This St. Patrick's day I was explaining to our five-year old that he is part Irish. I was trying to get him to say, "Kiss me! I'm Irish." He refused saying, "Irish is not my favorite thing to be." So, instead he said, "Kiss me, I'm cute!" all day. I was feeling a little sad that Josiah was not embracing Irishness as a part of who he is. Finally, right before bed he said, "Kiss me, I'm Irish!" and I felt a little better.
We don't usually spend a lot of time discussing ethnicity, but when we do we tend to talk about his Asian heritage more than his Irish-German heritage. Al is a second generation Asian-American and is more in touch with his Asian identity. His mom watches our kids twice a week so they have a direct source for information about Asia. She cooks Asian food, gives our kids red envelopes for Chinese New Year and is teaching Josiah a little of the Chinese language.
I don't know much about my ethnic heritage.
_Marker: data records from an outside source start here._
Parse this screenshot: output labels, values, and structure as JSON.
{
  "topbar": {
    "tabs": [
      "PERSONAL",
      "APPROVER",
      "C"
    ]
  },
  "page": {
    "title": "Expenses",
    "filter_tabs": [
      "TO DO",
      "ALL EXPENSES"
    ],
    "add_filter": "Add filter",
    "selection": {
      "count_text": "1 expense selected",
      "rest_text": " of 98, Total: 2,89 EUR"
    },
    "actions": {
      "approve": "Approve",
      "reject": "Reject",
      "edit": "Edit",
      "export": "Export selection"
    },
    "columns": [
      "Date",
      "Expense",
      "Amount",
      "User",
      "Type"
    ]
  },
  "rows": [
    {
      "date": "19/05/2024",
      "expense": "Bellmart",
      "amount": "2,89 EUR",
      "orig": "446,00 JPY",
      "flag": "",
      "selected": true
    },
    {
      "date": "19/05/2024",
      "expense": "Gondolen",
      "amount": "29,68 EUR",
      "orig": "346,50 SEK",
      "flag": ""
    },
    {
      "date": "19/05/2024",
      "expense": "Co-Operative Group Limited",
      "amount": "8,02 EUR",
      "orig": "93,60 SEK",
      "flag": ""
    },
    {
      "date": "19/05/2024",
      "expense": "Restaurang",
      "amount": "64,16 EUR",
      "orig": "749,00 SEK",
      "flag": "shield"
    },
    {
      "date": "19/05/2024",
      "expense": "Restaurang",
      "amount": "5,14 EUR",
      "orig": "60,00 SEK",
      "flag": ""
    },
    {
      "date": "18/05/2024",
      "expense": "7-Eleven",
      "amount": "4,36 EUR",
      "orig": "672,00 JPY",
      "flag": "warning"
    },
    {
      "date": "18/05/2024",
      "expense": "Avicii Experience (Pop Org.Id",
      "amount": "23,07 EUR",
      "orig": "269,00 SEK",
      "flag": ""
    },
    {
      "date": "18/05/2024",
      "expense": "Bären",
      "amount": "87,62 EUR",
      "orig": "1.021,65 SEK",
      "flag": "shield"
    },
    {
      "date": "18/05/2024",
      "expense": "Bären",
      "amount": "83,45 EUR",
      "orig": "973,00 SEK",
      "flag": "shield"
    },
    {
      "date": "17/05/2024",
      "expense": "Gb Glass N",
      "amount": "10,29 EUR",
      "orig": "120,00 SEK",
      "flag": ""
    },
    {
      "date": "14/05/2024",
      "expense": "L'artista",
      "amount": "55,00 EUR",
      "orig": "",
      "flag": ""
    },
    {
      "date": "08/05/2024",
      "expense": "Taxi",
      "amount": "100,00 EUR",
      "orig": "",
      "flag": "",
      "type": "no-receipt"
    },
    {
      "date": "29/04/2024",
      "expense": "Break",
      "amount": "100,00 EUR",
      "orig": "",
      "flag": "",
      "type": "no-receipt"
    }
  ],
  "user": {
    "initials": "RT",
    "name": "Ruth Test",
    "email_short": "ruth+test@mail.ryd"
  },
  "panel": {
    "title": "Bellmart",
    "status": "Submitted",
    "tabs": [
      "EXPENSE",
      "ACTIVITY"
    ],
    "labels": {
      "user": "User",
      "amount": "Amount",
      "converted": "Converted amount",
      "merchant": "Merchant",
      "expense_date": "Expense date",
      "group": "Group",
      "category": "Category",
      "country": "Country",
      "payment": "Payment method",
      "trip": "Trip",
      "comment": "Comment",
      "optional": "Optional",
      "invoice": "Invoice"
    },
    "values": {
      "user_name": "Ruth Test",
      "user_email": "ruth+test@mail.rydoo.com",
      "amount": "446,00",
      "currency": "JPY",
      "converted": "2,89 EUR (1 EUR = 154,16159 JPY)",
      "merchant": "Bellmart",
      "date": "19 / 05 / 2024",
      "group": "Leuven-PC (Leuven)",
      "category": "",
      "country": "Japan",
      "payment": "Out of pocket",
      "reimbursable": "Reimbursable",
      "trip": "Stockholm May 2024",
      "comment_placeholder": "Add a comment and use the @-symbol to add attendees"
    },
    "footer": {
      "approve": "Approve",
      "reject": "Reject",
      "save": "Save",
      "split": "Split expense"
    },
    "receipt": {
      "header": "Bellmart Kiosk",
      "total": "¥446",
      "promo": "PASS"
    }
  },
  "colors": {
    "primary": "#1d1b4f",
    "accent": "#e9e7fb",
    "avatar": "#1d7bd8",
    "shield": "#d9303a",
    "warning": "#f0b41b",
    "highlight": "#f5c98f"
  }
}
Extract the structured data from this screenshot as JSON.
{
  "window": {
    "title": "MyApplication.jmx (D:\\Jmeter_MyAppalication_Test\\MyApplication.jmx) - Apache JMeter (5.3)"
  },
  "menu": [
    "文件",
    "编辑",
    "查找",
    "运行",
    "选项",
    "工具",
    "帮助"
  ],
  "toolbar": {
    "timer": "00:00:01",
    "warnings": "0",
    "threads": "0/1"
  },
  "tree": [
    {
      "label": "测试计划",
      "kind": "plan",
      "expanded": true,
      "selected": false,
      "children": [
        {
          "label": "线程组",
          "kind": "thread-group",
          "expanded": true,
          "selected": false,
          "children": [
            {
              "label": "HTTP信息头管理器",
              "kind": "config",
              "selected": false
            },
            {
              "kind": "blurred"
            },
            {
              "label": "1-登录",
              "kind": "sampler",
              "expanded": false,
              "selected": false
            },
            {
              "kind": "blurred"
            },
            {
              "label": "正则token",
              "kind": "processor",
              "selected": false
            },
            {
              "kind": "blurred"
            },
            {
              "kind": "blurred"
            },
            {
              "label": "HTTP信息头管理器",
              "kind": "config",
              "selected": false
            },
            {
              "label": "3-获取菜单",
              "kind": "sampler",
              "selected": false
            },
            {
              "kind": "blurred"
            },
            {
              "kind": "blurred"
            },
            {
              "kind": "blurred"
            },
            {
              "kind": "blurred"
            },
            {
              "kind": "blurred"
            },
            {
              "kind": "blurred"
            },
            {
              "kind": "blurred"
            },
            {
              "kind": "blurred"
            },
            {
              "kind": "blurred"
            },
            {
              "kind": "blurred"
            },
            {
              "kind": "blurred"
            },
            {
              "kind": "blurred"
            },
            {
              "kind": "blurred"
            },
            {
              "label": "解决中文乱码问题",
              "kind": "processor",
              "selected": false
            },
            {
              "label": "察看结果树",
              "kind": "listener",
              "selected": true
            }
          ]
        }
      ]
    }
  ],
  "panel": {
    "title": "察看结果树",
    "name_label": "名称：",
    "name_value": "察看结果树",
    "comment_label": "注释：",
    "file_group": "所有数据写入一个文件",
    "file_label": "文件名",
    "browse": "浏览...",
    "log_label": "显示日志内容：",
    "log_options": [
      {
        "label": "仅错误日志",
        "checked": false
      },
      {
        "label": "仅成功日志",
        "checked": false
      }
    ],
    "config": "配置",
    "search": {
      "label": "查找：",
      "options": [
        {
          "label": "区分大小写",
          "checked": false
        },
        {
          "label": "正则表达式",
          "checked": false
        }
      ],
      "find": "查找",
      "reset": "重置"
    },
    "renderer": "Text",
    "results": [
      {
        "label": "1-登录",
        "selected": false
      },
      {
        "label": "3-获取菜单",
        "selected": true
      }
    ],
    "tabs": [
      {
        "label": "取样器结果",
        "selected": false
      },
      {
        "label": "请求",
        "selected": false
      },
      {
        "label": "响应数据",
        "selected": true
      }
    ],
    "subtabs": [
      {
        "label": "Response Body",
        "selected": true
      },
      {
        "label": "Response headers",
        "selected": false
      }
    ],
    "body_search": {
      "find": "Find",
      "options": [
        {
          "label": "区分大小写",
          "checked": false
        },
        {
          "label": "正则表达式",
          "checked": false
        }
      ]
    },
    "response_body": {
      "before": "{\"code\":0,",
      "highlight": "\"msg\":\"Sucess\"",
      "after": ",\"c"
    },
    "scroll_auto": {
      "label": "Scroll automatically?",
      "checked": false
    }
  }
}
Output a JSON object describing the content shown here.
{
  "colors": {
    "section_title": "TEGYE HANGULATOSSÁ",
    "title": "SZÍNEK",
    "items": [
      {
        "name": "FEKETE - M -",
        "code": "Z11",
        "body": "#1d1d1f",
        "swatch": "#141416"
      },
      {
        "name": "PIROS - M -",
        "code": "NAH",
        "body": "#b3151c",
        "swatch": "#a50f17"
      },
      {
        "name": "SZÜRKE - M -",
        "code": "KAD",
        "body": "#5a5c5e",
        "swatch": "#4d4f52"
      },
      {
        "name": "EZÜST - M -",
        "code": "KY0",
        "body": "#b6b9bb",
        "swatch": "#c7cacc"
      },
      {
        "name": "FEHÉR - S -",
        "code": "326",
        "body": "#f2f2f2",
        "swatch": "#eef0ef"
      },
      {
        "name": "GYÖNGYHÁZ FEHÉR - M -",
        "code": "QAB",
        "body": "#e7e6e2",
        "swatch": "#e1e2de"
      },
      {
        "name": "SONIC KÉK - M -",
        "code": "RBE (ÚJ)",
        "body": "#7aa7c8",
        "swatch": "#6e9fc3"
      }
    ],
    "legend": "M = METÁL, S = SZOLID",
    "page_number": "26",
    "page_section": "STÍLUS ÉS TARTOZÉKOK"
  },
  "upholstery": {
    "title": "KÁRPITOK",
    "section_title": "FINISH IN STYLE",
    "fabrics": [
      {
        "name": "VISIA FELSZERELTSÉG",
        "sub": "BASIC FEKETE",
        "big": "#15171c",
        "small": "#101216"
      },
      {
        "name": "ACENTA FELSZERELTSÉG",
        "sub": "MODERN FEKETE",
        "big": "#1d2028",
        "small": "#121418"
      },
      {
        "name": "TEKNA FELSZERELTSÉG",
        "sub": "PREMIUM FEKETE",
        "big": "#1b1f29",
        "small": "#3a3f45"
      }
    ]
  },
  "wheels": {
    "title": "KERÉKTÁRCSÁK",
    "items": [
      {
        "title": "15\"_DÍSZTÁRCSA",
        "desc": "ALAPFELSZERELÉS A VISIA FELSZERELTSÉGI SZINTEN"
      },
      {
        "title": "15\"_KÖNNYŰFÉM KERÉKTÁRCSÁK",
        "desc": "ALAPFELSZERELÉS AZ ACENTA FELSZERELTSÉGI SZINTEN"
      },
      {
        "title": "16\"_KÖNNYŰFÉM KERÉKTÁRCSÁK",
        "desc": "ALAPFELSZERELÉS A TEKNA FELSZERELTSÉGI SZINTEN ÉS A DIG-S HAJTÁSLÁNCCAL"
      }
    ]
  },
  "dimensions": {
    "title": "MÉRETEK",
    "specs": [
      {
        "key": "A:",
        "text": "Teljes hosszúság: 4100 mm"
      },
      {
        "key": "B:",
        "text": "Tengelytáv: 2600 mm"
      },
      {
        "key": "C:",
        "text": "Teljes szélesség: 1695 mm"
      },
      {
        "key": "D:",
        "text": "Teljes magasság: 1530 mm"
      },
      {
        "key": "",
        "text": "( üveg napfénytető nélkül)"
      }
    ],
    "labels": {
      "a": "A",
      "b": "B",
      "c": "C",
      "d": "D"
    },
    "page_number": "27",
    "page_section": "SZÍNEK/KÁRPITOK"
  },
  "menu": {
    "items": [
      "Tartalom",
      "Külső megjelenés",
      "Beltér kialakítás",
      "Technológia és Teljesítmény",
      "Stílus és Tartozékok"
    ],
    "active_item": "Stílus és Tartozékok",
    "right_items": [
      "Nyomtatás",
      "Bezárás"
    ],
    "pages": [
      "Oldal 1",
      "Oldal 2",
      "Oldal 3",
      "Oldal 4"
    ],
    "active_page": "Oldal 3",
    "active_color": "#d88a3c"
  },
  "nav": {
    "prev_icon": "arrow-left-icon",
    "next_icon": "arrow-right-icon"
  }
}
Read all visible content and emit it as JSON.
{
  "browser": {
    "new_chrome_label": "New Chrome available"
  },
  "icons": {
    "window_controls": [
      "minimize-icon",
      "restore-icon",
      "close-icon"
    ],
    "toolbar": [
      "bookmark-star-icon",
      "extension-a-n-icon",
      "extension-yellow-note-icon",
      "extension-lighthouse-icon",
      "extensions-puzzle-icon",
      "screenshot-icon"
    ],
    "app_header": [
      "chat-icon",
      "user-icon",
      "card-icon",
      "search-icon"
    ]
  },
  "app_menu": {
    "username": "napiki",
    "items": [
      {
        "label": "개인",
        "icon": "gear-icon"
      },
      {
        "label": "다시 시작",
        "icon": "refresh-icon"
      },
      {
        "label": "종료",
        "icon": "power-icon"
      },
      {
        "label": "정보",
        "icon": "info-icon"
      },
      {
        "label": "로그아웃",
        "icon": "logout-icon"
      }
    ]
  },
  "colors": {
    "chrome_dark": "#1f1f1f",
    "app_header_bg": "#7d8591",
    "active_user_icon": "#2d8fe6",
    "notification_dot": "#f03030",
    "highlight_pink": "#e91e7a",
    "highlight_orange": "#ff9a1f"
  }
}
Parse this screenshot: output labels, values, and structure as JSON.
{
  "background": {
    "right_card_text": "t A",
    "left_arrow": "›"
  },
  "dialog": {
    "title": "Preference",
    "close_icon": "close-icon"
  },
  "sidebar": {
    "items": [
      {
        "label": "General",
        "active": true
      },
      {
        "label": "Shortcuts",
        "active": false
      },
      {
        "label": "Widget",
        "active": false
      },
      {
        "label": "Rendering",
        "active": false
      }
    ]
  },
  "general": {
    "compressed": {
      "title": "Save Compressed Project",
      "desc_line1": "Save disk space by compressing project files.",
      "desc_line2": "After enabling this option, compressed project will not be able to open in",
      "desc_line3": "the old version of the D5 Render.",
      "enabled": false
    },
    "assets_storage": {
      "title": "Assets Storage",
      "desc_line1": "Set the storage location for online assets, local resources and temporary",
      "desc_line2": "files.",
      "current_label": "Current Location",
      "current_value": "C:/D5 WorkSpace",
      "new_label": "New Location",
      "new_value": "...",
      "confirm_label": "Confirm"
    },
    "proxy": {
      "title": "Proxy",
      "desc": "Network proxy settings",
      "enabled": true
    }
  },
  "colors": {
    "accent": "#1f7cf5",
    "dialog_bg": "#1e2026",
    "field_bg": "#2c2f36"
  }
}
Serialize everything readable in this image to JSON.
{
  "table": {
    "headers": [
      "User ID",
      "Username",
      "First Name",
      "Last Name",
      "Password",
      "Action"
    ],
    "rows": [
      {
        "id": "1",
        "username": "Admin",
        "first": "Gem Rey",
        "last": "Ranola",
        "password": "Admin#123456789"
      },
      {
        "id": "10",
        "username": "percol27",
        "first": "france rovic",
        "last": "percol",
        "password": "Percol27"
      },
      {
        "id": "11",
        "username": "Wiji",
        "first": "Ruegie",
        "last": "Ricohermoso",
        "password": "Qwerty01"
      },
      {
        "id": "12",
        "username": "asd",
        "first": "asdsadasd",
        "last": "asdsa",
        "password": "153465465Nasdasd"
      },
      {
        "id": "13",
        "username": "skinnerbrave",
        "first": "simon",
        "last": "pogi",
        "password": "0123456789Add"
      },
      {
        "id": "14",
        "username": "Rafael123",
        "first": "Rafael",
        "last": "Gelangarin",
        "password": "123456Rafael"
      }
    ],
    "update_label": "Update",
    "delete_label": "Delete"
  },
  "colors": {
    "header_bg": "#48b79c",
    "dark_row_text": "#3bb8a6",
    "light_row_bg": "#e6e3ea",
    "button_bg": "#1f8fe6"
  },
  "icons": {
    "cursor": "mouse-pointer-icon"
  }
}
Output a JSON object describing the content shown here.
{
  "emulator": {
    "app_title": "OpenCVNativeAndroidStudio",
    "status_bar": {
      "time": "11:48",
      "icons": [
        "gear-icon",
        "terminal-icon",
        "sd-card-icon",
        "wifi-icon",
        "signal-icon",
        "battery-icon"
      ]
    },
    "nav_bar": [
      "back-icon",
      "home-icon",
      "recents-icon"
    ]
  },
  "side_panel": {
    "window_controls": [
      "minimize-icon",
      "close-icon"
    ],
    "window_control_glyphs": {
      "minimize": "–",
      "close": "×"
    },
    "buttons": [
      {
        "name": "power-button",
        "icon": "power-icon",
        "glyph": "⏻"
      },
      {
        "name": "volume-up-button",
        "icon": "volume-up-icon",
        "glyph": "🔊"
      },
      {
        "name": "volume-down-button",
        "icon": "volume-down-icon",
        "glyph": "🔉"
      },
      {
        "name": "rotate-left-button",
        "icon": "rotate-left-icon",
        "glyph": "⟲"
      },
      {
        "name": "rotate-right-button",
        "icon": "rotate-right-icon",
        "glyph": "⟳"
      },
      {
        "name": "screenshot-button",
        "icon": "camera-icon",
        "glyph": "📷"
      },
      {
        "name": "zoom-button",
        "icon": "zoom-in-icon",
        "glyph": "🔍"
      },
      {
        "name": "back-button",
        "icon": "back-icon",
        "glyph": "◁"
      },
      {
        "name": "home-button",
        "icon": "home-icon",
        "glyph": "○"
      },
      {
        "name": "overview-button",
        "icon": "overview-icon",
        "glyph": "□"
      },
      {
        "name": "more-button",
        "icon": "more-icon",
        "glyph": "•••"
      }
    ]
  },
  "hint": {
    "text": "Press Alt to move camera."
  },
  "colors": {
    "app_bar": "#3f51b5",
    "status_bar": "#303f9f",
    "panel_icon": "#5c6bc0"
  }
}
I know that my mom's grandparents came to the USA from Germany and that my dad's family has a mix of Irish, German and other European ancestors. My family has its own traditions and ways of doing things, but I don't know if any of them are specifically Irish or German or anything else. My grandma has mentioned that when she was growing up her family worked hard to fit into American culture to the detriment of maintaining their German culture. For example, she was encouraged to speak English all the time, even though her parents spoke German.
I wish I knew more about my family's history so that I could help my own kids better understand their ethnic heritage, but I'm not really motivated enough to start doing a lot of research. Maybe I'll try to spend more time with my grandma during our next visit and ask about her family's history.